Das Finanzamt (FA) setzte gemäß § 2 der Verordnung über die Bemessung des Nutzungswerts der Wohnung im eigenen Einfamilienhaus (Einfamilienhaus-VO) vom 26. Januar 1937 (RStBl 1937 S. 161) den Grundbetrag mit 8/12 von 3,5 v. H. aus 2.900 DM = 68 DM an, den es um 68 DM Zinsen auf 0 DM kürzte, so daß ein Zinsteil von 616 DM unberücksichtigt blieb.
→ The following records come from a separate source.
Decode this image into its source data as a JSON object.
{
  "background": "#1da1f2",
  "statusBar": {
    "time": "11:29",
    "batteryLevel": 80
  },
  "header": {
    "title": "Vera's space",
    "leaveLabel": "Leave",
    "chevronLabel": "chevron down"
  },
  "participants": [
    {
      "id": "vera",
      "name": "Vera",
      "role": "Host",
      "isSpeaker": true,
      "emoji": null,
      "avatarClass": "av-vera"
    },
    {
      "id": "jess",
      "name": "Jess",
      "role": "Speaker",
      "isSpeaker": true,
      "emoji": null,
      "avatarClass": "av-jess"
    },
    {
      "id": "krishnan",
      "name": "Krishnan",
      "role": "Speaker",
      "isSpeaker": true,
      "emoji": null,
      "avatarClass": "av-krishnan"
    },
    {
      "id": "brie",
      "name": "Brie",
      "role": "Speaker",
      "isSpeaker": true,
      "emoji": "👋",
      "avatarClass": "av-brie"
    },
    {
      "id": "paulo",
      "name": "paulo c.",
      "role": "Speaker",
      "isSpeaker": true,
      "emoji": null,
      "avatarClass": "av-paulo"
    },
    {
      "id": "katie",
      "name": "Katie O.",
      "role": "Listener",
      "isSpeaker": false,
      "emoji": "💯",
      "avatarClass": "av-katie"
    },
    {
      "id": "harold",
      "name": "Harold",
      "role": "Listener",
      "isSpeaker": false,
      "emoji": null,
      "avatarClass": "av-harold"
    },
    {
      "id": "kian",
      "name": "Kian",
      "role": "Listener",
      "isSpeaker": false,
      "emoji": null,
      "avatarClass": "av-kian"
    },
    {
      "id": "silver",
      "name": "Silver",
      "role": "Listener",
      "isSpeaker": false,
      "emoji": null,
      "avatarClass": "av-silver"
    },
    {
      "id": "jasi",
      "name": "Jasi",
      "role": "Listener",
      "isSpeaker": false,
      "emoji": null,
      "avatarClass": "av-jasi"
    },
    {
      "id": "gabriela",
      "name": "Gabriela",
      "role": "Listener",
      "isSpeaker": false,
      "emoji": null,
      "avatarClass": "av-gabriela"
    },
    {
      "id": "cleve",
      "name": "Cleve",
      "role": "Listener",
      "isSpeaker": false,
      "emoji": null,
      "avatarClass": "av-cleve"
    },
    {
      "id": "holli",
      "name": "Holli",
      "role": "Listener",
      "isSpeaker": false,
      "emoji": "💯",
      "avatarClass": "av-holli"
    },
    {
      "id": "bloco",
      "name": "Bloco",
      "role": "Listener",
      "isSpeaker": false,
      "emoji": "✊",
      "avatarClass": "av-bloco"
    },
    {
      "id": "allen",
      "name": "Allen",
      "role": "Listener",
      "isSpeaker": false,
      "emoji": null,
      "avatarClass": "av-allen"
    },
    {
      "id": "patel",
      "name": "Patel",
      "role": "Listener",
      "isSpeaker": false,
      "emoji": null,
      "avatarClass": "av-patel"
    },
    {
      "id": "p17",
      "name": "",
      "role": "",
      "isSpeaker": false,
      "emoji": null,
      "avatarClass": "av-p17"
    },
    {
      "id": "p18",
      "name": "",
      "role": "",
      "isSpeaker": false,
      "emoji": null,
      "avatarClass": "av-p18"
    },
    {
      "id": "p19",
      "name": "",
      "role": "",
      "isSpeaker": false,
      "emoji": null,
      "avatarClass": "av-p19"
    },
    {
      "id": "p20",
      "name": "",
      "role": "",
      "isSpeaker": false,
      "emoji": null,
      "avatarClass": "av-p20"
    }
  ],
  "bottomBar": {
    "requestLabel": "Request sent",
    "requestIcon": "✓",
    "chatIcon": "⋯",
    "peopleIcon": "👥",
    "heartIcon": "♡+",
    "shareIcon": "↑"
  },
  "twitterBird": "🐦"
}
Die Stpfl. machten demgegenüber geltend , der Erweiterungsbau sei am 20. Dezember 1961 bezogen worden, so daß auf ihn erst von da ab die Einfamilienhaus-VO anwendbar sei und deshalb die Zinsen bis zu diesem Tage uneingeschränkt abgezogen werden könnten.
Der Einspruch und die Berufung blieben ohne Erfolg. Das Finanzgericht (FG) führte aus: Die streitigen Zinsen stünden mit dem Einfamilienhaus im wirtschaftlichen Zusammenhang, da sie dessen weiterer Ausgestaltung dienten. Es sei aber unzulässig, auf ein selbstbewohntes Einfamilienhaus bei Ermittlung der Mieteinkünfte nebeneinander zwei verschiedene Berechnungsarten anzuwenden.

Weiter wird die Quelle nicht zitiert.